The Radio Times has shared photos of some of the main cast, sadly not including Joseph, and also some begind the scenes photos, which do include Joseph! The BBC media pack has more information about creating 1788 Australia for the small screen.
The task of bringing Australia, 1788, to life fell to directors Daniel Percival and Jeffrey Walker and their crews. The first decision that was made was that the production would be split - all of the exteriors would be shot on location, in Sydney, Australia, and thereafter the production would return to Manchester to film the interiors.
Lead director Daniel Percival says: “We knew right from the beginning that we were going to shoot all the exteriors on location in Australia. There’s nowhere else to film them. One of the extraordinary things about the environment around Sydney is the landscape is very much as it was. Not literally Sydney Cove where the Opera House is, but you only have to go a few miles north and you’re in virgin forest again, with estuaries and inlets very similar to what the first fleet would have seen.”
The decision was made to base the convicts’ camp at Manly Dam, surrounded by dense bush and replete with native wildlife.
Daniel Percival says: “Jimmy had imagined a world where between the barrier of the ocean and the barrier of the forest there was this strip of Georgian England trying to carve out an existence and survive. It didn't take much to stand in these spots and feel that – and then try to capture it.” Nonetheless, if the Sydney location was hugely compelling, filming two halves of a major production on different sides of the world presented a major logistical problem.
Jeffrey Walker, who directed the second block, turned up to find himself filming the final scene of the whole series on his first day of filming. “It was just the way that the locations worked out. But it showed me how it was going to be - shooting four episodes concurrently in two very, very different locations on the other side of the world was a huge challenge. What it came down to was if someone leaves a tent in Australia screen right, then we had to match that exactly when they came to the studio in Manchester. It dictated where we put our cameras in the studio, so that hopefully the audience are none the wiser.”
It was a challenge that also affected Production Designer Claire Kenny.

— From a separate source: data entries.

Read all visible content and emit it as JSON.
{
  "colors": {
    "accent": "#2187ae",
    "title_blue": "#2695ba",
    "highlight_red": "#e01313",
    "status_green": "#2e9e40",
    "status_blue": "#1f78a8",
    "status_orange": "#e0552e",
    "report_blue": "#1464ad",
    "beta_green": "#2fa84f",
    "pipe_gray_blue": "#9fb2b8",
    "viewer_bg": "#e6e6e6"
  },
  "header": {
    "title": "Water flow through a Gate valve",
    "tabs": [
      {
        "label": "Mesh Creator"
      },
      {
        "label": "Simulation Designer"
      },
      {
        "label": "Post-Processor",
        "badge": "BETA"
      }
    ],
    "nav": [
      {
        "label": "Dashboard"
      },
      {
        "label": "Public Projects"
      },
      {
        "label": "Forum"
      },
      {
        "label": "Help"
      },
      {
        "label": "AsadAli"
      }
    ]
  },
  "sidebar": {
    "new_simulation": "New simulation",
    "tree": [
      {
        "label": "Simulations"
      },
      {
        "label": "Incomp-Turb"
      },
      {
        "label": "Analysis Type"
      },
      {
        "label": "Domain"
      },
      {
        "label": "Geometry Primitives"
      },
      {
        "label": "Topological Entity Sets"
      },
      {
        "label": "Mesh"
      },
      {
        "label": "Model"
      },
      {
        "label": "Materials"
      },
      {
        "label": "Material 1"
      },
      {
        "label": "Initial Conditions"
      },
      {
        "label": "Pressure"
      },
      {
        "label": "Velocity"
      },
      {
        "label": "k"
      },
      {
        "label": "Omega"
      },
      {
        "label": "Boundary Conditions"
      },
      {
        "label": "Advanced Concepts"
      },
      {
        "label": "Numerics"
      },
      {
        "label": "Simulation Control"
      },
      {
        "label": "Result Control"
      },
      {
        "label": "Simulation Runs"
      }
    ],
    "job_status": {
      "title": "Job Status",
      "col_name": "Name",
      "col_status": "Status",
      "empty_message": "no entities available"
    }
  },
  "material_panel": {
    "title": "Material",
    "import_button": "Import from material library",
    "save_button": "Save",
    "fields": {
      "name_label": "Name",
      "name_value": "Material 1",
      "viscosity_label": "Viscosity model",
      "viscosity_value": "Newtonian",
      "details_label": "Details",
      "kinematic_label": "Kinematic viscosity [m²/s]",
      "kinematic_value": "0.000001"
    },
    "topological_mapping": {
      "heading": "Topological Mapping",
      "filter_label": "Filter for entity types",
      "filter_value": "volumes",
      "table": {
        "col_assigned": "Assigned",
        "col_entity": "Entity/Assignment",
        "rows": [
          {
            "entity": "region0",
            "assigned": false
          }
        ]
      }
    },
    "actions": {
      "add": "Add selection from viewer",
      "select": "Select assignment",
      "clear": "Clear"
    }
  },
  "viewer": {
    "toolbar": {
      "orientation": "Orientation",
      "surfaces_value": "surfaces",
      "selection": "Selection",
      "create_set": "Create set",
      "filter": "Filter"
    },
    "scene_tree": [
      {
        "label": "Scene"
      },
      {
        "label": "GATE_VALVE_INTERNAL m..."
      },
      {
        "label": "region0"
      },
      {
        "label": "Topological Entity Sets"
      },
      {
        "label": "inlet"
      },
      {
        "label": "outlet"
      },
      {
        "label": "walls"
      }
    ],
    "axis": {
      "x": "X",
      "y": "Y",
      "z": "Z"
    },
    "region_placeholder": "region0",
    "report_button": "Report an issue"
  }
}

She had to oversee the construction of an entire convict camp in Manly Dam, and then replicate that same camp from the inside over in Manchester - even to the point where bags of original Manly Eucalyptus leaves were shipped all the way back to England with her.
Yet as with McGovern’s script, at every call the first requirement for Banished was how best to tell the story, rather than pitch-perfect historical accuracy. “Our whole story really is a bit of a creation, we wanted to create a world that was a hybrid between the historic reality and somewhere that gave us a sense of dramatic interest and variety, says Kenny. “There was a fair amount of artwork available, but what I found when I started to research the piece was the same prints were everywhere, and there was a very muted palette to them.” And so she adjusted: in reality, the entire camp would have consisted of tents made of white canvas. “But that would have made for a very bland look, offering a limited tonal contrast particularly when it came to our interiors back in the UK. So, we shipped out our own canvas, which was a more interesting rich tan colour, and we decided to embrace build methods that I saw in early Australian settlements. We ended up with some tents, and some solid structures.”
The camp was a major undertaking, built on public land and so requiring the assent as much as the goodwill of the local people. “There were some challenges for us,” says Kenny. “Because it’s a public area, there were picnic areas in the centre of Manly Dam, and so in actual fact when you see the Governor’s house, there’s a metal picnic pergola in the centre of it that we had to build around.”